Introduction to Bare Minimum Circuitry to Boot OSD335x

Published On: June, 29, 2017 By: Eshtaartha Basu | Updated: July 18, 2018 by Cathleen Wicks

Introduction

The objective of this lesson is to help you become familiar with the bare minimum setup required to boot the OSD335x and getting it ready to execute software. This lesson will consist of a series of articles which will walk you through every step of the design process. We start from specifications and guide you through every step till debugging the manufactured Printed Circuit Board (PCB).

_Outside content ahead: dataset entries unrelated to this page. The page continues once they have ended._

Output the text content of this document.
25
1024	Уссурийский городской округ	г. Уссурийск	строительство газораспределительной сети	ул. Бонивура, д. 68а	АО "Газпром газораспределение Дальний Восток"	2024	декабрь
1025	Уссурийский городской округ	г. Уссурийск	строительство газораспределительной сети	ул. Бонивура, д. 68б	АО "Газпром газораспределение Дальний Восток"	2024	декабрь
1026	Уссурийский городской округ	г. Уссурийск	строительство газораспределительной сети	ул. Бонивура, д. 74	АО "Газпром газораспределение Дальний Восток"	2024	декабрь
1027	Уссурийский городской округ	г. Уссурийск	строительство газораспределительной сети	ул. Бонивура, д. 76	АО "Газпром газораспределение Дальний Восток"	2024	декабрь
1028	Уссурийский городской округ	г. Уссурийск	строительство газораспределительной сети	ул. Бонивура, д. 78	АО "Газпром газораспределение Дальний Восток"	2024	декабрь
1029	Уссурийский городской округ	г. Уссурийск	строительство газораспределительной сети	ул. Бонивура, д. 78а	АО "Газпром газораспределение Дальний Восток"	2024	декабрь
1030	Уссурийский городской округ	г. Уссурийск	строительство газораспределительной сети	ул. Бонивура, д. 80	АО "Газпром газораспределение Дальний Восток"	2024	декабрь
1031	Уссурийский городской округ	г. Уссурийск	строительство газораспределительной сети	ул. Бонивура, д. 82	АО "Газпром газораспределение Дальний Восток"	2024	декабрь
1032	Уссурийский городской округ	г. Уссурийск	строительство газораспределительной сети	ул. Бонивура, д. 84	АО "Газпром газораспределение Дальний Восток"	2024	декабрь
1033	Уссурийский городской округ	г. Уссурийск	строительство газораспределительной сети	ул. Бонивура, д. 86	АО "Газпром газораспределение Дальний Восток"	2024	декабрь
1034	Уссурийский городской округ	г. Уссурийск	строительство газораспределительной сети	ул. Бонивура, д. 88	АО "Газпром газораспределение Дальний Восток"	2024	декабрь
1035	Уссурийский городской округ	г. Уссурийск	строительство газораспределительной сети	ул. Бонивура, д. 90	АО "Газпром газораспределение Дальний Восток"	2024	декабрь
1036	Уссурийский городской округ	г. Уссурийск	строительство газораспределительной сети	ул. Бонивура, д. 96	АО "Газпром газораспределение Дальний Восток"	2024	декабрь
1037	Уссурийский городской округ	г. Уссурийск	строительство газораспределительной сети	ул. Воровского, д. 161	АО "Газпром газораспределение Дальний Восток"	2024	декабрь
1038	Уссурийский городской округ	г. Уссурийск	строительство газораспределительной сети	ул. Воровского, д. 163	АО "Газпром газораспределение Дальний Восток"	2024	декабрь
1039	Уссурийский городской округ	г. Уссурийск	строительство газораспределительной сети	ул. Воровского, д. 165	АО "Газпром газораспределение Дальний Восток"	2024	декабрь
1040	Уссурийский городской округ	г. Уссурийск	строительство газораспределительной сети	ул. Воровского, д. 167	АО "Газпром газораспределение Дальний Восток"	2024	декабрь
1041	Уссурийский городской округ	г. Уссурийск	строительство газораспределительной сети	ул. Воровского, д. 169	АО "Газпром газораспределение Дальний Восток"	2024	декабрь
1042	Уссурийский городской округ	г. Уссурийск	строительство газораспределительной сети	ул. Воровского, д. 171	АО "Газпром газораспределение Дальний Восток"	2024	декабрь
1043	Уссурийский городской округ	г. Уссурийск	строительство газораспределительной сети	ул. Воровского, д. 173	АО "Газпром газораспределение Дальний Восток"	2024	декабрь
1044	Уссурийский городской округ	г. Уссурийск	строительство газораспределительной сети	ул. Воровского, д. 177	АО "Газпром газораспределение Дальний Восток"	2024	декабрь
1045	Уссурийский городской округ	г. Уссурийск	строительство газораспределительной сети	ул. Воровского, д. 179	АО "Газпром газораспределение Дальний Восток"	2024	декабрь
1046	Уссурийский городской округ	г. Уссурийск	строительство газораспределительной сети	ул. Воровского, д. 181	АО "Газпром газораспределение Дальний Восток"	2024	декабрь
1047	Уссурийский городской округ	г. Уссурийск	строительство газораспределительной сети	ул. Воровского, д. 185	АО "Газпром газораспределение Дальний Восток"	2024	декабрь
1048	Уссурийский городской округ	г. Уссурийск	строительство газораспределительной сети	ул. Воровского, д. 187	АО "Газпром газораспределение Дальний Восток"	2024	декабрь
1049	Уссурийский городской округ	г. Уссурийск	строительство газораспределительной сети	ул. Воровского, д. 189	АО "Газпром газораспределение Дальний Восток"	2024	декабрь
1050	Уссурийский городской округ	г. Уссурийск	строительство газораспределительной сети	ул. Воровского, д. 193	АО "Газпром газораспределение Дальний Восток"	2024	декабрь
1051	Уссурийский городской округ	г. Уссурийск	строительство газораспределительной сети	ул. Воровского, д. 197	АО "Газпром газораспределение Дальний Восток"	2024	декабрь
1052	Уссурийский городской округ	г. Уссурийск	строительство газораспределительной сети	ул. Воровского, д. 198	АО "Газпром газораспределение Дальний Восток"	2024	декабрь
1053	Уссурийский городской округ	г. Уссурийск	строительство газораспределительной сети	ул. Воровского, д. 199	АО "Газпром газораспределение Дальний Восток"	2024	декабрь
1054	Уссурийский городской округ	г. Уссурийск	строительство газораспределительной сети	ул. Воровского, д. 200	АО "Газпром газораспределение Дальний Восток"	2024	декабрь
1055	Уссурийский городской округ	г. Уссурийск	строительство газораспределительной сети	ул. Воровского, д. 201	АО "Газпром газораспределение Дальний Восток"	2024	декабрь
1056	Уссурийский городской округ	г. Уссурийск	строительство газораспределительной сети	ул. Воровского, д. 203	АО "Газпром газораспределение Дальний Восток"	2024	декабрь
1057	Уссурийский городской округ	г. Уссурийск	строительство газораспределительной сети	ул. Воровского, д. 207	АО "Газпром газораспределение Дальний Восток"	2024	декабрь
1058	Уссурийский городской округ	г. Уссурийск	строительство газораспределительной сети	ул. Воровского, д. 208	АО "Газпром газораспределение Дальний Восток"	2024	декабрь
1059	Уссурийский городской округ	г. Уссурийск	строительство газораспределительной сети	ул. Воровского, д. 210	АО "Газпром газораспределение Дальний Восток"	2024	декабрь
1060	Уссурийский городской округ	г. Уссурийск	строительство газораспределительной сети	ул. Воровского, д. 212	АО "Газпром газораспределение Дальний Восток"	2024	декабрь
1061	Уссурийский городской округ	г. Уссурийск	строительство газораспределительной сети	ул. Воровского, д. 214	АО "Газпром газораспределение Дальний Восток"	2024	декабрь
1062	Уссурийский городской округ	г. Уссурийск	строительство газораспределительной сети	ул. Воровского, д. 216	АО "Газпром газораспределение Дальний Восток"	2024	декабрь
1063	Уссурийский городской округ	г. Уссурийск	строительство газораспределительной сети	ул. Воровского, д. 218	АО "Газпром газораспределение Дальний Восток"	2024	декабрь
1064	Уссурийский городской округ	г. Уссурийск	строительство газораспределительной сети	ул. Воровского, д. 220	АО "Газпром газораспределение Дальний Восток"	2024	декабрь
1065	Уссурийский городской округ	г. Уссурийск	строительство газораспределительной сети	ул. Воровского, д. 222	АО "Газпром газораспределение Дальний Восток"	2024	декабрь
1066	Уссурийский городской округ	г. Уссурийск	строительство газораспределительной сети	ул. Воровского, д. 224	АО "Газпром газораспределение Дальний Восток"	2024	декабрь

The lesson will conclude with a PCB that verifies the design by putting together everything that was taught.

To boot the OSD335x in its minimal configuration, we will need:

Power circuitry
Clock circuitry
Reset circuitry
Debugging/Programming interface (JTAG interface)

To make our design more functional, we will add a couple of buttons, LEDs and a peripheral header to allow us to better test our completed design.

A block diagram of this setup is shown in Figure 1. We will discuss each of these concerns in separate articles to have a better depth of understanding of each topic. The articles are as follows:

These articles as well as the entire OSD335x Design Tutorial can be downloaded here.

Prerequisites

This article is a part of the broader OSD335x Reference Design Lesson Series which consists of a series of articles designed to help you become familiar with the circuitry required to use the OSD335x.

We recommend reading the introduction article Introduction to the OSD335x Reference Design Tutorial Series before this one because his article builds upon the foundation outlined in it.

CAD Environment Setup

Before proceeding with the articles, let’s understand the Autodesk Eagle design environment which we will be using.

For this design, we are going to create a PCB with the following parameters:

Board Size: 2500mil x 2000mil (2.5inch x 2inch)
Number of layers: 4 layers.
Trace width: 6mil (approx. 0.15mm). Since power traces generally carry more current, we will be using larger traces (at least 15mil or 0.4mm) for them.
Trace spacing: 6mil.
Minimum drill and via size: 12mil (approx. 0.30mm) drill and 24mil (approx. 0.60mm) finished via diameter (i.e., 6 mil annular ring).

Using these standard rules will help us reduce manufacturing cost. For your design, you are free to select the appropriate rules for your manufacturer and components that suit your design.

All design files for this lesson can be downloaded here.

Library Setup

Octavo Systems provides an Eagle library OSD3358_BAS_RefDesignParts.lbr that contains the schematic symbol and footprint for the device. This reference library can be downloaded here.

It is good practice to create your own Eagle Library for each design and copy all parts used in the design into it. For this design, we have created the library OSD3358_BAS_RefDesignParts.lbr.
Setup the Eagle library path to the location of the Octavo Systems library file and copy the device OSD3358-512M-BAS into your new library.

Schematic setup

Open a new schematic file and name it appropriately.
Make sure to use the OSD3358_BAS_RefDesignParts.lbr library in the schematics.
From the library, add the OSD3358-512M-BAS symbols to the schematic as shown in Figure 2. The OSD3358-512M-BAS symbol will easily fit into A3 size sheets. In the design files, all four A3 sheets are consolidated into a single Eagle sheet so that we can use the free version of the tool while still allowing the schematics to be easily viewable while printing.

Figure 2 OSD335x symbol arrangement on schematic

Layout (Board) Setup:

The layer stack up is shown in Figure 3. We’ll be using Top and Bottom layers for signal routing. Route2 layer acts as power plane (We will be connecting it to an appropriate power output pin of the OSD335x later). Route15 layer acts as ground plane.